A Lucky Penny

Money is not something I like to think about, least of all ponder global economics, stocks, cybercurrency or any other forms of investment. A few years ago I experienced financial freedom for the first time in my adult life. The ability to cover a whirlpool of expenses without worry. I was able to spend the equivalent of $20,000 dollars on necessary repairs in the house that just sold, but has yet to close. But the past few months I’ve had that money-tight-I-can’t-breathe-feeling, like trying to zip up jeans from the don’t-fit-right-now drawer, wiggling on the bed sucking the air out of my stomach until the button closes, no matter how painful. The panorama is indeed much smoother than in the past when I looked out and saw nothing but pot holes on the road ahead. There will be a rainbow and a pot of gold, but with that comes a lot to consider, decisions to make, study subjects that don’t interest me, grow up and play quarters with straight Campari. So, I am guessing that this stretch of decreased sales, impact from the devalued dollar and my decision to continue funding the repairs at hand regardless of my income is actually a blessing. It forces me to plan ahead, contemplate my next move and look beyond the hand to mouth reality that I have lived by.

My grandma Millie was a star at investing and planning ahead. She tried to teach me early on about making money multiply by playing card games, gambling with beans and always sending me checks to deposit in a savings account. When my mom was short of funds I had the cushion to fall back on. We took family vacations to Las Vegas where my grandfather would sneak my cousin and I into the casino so we could pull the handles of the slot machines until we got kicked out and had to settle for wading in the fountains filling our casino cups with stolen wishes, mostly pennies, but some dimes and even quarters. Money was my family’s entertainment and I was a money magnet, I stumbled upon it. She taught me to look over the curb, because that’s where the rest would be. She was right, I found over a hundred dollars that had blown over a busy New York sidewalk leaving a single dollar bill like a crumb leading to the loaf of bread. One day at a gas station we saw a man drop his whole bill fold, thinking he had put it in his back pocket. She had me run, give it to him and advise him to be more careful and use his front pocket.

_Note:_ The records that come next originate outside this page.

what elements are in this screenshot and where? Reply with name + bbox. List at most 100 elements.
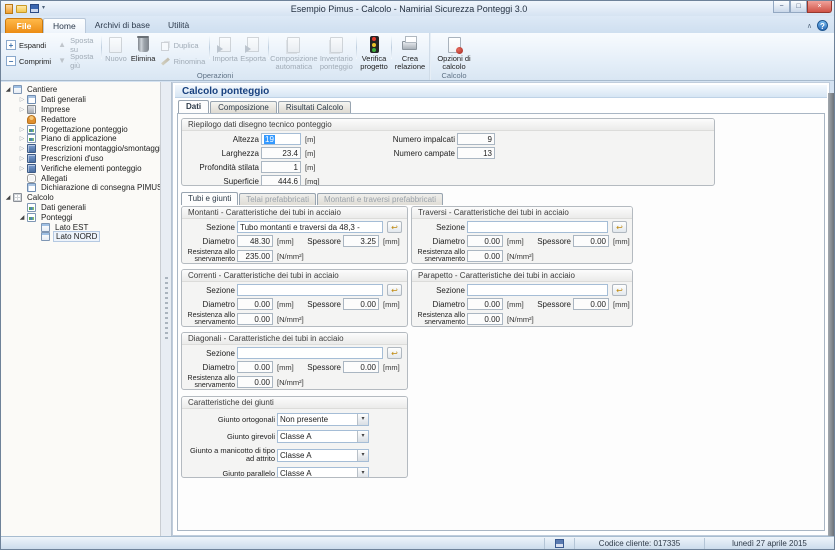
composizione-automatica-button[interactable]: Composizione automatica xyxy=(270,34,318,71)
tree-item-piano-di-applicazione[interactable]: ▷ Piano di applicazione xyxy=(1,134,160,144)
tab-tubi-e-giunti[interactable]: Tubi e giunti xyxy=(181,192,238,205)
help-icon[interactable]: ? xyxy=(817,20,828,31)
snervamento-input[interactable]: 0.00 xyxy=(237,376,273,388)
chevron-down-icon[interactable]: ▾ xyxy=(357,450,368,461)
new-document-icon[interactable] xyxy=(5,4,13,14)
tree-item-ponteggi[interactable]: ◢ Ponteggi xyxy=(1,212,160,222)
tree-expanded-icon[interactable]: ◢ xyxy=(4,86,12,93)
save-icon[interactable] xyxy=(30,4,39,13)
tree-expanded-icon[interactable]: ◢ xyxy=(18,214,26,221)
tree-item-verifiche-elementi[interactable]: ▷ Verifiche elementi ponteggio xyxy=(1,163,160,173)
spessore-input[interactable]: 3.25 xyxy=(343,235,379,247)
tree-item-lato-nord[interactable]: Lato NORD xyxy=(1,232,160,242)
duplica-button[interactable]: Duplica xyxy=(158,38,209,52)
sezione-input[interactable] xyxy=(467,284,608,296)
tree-collapsed-icon[interactable]: ▷ xyxy=(18,126,26,133)
snervamento-input[interactable]: 235.00 xyxy=(237,250,273,262)
sposta-su-button[interactable]: ▲ Sposta su xyxy=(54,38,100,52)
snervamento-input[interactable]: 0.00 xyxy=(237,313,273,325)
spessore-input[interactable]: 0.00 xyxy=(343,361,379,373)
sezione-input[interactable]: Tubo montanti e traversi da 48,3 - S235 xyxy=(237,221,383,233)
tree-collapsed-icon[interactable]: ▷ xyxy=(18,155,26,162)
rinomina-button[interactable]: Rinomina xyxy=(158,54,209,68)
giunto-girevoli-select[interactable]: Classe A ▾ xyxy=(277,430,369,443)
larghezza-input[interactable]: 23.4 xyxy=(261,147,301,159)
sposta-giu-button[interactable]: ▼ Sposta giù xyxy=(54,54,100,68)
snervamento-input[interactable]: 0.00 xyxy=(467,250,503,262)
chevron-down-icon[interactable]: ▾ xyxy=(357,468,368,478)
tab-composizione[interactable]: Composizione xyxy=(210,101,277,113)
tree-item-prescrizioni-montaggio[interactable]: ▷ Prescrizioni montaggio/smontaggio xyxy=(1,144,160,154)
tree-item-cantiere[interactable]: ◢ Cantiere xyxy=(1,85,160,95)
snervamento-input[interactable]: 0.00 xyxy=(467,313,503,325)
opzioni-di-calcolo-button[interactable]: Opzioni di calcolo xyxy=(433,34,475,71)
diametro-input[interactable]: 0.00 xyxy=(467,235,503,247)
maximize-button[interactable]: □ xyxy=(790,1,807,13)
spessore-input[interactable]: 0.00 xyxy=(343,298,379,310)
tree-expanded-icon[interactable]: ◢ xyxy=(4,194,12,201)
tree-item-imprese[interactable]: ▷ Imprese xyxy=(1,105,160,115)
tab-dati[interactable]: Dati xyxy=(178,100,209,113)
comprimi-button[interactable]: − Comprimi xyxy=(3,54,54,68)
sezione-input[interactable] xyxy=(467,221,608,233)
tree-item-prescrizioni-duso[interactable]: ▷ Prescrizioni d'uso xyxy=(1,154,160,164)
diametro-input[interactable]: 0.00 xyxy=(237,298,273,310)
tree-item-calcolo-dati-generali[interactable]: Dati generali xyxy=(1,203,160,213)
spessore-input[interactable]: 0.00 xyxy=(573,298,609,310)
tree-item-label: Ponteggi xyxy=(39,213,75,222)
giunto-parallelo-select[interactable]: Classe A ▾ xyxy=(277,467,369,478)
sezione-picker-button[interactable]: ↩ xyxy=(387,347,402,359)
ribbon-collapse-icon[interactable]: ∧ xyxy=(807,22,812,30)
diametro-input[interactable]: 48.30 xyxy=(237,235,273,247)
elimina-button[interactable]: Elimina xyxy=(129,34,158,63)
close-button[interactable]: × xyxy=(807,1,832,13)
sezione-picker-button[interactable]: ↩ xyxy=(387,284,402,296)
tree-collapsed-icon[interactable]: ▷ xyxy=(18,145,26,152)
tree-item-progettazione-ponteggio[interactable]: ▷ Progettazione ponteggio xyxy=(1,124,160,134)
project-tree: ◢ Cantiere ▷ Dati generali ▷ Imprese Red… xyxy=(1,82,161,536)
sezione-picker-button[interactable]: ↩ xyxy=(387,221,402,233)
tree-item-dati-generali[interactable]: ▷ Dati generali xyxy=(1,95,160,105)
tab-archivi-di-base[interactable]: Archivi di base xyxy=(86,18,159,33)
diametro-input[interactable]: 0.00 xyxy=(237,361,273,373)
campate-input[interactable]: 13 xyxy=(457,147,495,159)
tab-home[interactable]: Home xyxy=(43,18,86,33)
tree-collapsed-icon[interactable]: ▷ xyxy=(18,96,26,103)
minimize-button[interactable]: − xyxy=(773,1,790,13)
espandi-button[interactable]: + Espandi xyxy=(3,38,54,52)
esporta-button[interactable]: Esporta xyxy=(239,34,267,63)
tree-item-calcolo[interactable]: ◢ Calcolo xyxy=(1,193,160,203)
tab-utilita[interactable]: Utilità xyxy=(159,18,198,33)
diametro-input[interactable]: 0.00 xyxy=(467,298,503,310)
tree-collapsed-icon[interactable]: ▷ xyxy=(18,165,26,172)
nuovo-button[interactable]: Nuovo xyxy=(103,34,128,63)
tab-risultati-calcolo[interactable]: Risultati Calcolo xyxy=(278,101,351,113)
sezione-picker-button[interactable]: ↩ xyxy=(612,221,627,233)
giunto-manicotto-select[interactable]: Classe A ▾ xyxy=(277,449,369,462)
importa-button[interactable]: Importa xyxy=(211,34,239,63)
impalcati-input[interactable]: 9 xyxy=(457,133,495,145)
main-tabs: Dati Composizione Risultati Calcolo xyxy=(178,100,352,113)
tree-collapsed-icon[interactable]: ▷ xyxy=(18,135,26,142)
profondita-input[interactable]: 1 xyxy=(261,161,301,173)
crea-relazione-button[interactable]: Crea relazione xyxy=(393,34,427,71)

When I was about 25 my grandma sent me a check for 2 thousand dollars and told me to go to the bank and buy a CD. I went to the historical Wells Fargo downtown San Francisco, pushed the shiny brass bars and walked through the thick glass doors. I eyed the oversized space that I had visited on a field trip as a child to see the original Wells Fargo stagecoach and tried to decide which of the heavy wood executive desks I should go to but instead u-turned my ass right back out the fancy doors and down the steps direcly to my neighborhood bar to play pool. Years later my grandma asked me about that CD and I told her the truth, that I never bought it. I spent the money on a trip to Mexico. She was disappointed in me and now I am disappointed in that me. Not to say that I would have any of that money, I’m sure it would have been spent long ago. But who knows, maybe it would have opened my eyes to the possibilities of passive income. Who knows maybe I would have discovered other ways to make money aside from severely hard work, from sciatica contracting, heel spur cristalizing, vein spidering hard work. At least I would have had the experience of what it meant to invest, which was the lesson she was trying to teach me.

Here I am 30 years later, having watched my mom lose her lifes’ earnings that could have provided her with a comfortable retirement, I am finally ready to learn. To not be intimidated by opulent doors and stiff numbers, just like I wasn’t afraid of taking off my shoes and collecting coins from the bottom of forbiddened fountains.